To modern Australia’s shame, apart from the late Professor Noel G. Butlin – Close Encounters of the Worst Kind, 1982– and Craig Mear’s essay: The origin of the smallpox outbreak in Sydney in 1789, Journal of the Royal Australian Historical Society Volume 94, Part 1, June 2008, no investigation, let alone rigorous epidemiological examination of the 1789 smallpox epidemic, has been undertaken.

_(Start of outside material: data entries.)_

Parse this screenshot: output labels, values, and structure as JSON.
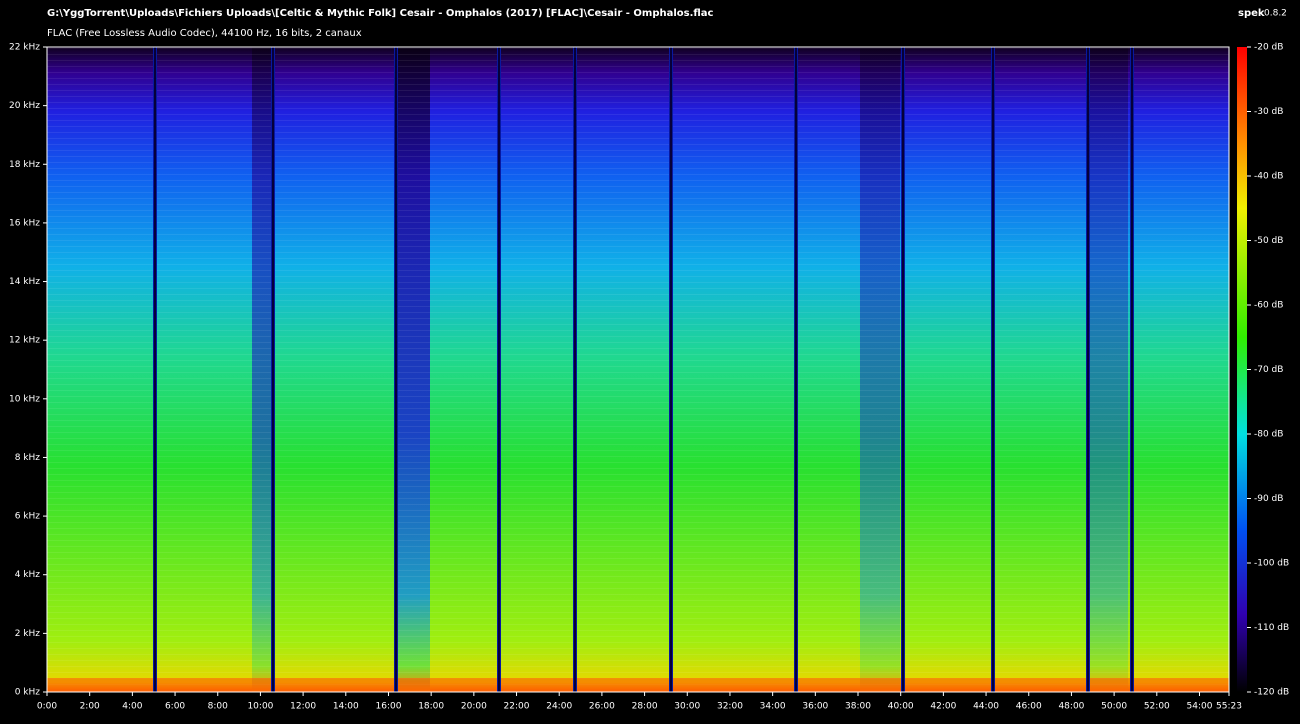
{
  "header": {
    "path": "G:\\YggTorrent\\Uploads\\Fichiers Uploads\\[Celtic & Mythic Folk] Cesair - Omphalos (2017) [FLAC]\\Cesair - Omphalos.flac",
    "info": "FLAC (Free Lossless Audio Codec), 44100 Hz, 16 bits, 2 canaux",
    "app": "spek",
    "version": "0.8.2"
  },
  "frequency_axis": {
    "ticks": [
      "0 kHz",
      "2 kHz",
      "4 kHz",
      "6 kHz",
      "8 kHz",
      "10 kHz",
      "12 kHz",
      "14 kHz",
      "16 kHz",
      "18 kHz",
      "20 kHz",
      "22 kHz"
    ]
  },
  "time_axis": {
    "ticks": [
      "0:00",
      "2:00",
      "4:00",
      "6:00",
      "8:00",
      "10:00",
      "12:00",
      "14:00",
      "16:00",
      "18:00",
      "20:00",
      "22:00",
      "24:00",
      "26:00",
      "28:00",
      "30:00",
      "32:00",
      "34:00",
      "36:00",
      "38:00",
      "40:00",
      "42:00",
      "44:00",
      "46:00",
      "48:00",
      "50:00",
      "52:00",
      "54:00",
      "55:23"
    ]
  },
  "level_scale": {
    "ticks": [
      "-20 dB",
      "-30 dB",
      "-40 dB",
      "-50 dB",
      "-60 dB",
      "-70 dB",
      "-80 dB",
      "-90 dB",
      "-100 dB",
      "-110 dB",
      "-120 dB"
    ]
  }
}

‘The colony was thrust largely upon its own resources in a wholly strange physical and social environment whose chief redeeming feature was the absence of exotic disease’. Dr Bryan Gandevia and Dr Simon Gandevia, Childhood Mortality and its social background in the first settlement at Sydney Cove, 1788-1792, Australian Paediatric Journal, 1975

Historians and commentators, within and without Australia, not only retreat from the diagnosis of smallpox, some have taken a giant leap, substitution – chicken-pox. DVD: Greatest Cities of the World, Griff Rhys Jones – Disc 2 Sydney/fwd 27 mins.

Nothing in the records suggest that highly infectious chicken-pox was present in the Anglo adult or child population. What was present was prolonged isolation and creeping starvation; ‘the misery and horror of [our] situation cannot be imparted even by those who have suffered under it’. Tench. ibid.


1789 – 5 May, Sydney: HMS Sirius returned from Africa at the beginning of May 1789 with some medicines and ‘127,000 pounds of flour’ most intended for the kings ships and what could be spared for the settlement. As he sailed up the harbour Captain Hunter was stunned to see Aboriginal bodies lying on the rocks.

‘Captain John Hunter, commander of the Sirius, wrote in his journal the British strayed from their settlement in armed parties. Initially the tribes of the Port Jackson region met the settlers of the first fleet with almost unrelieved hostility.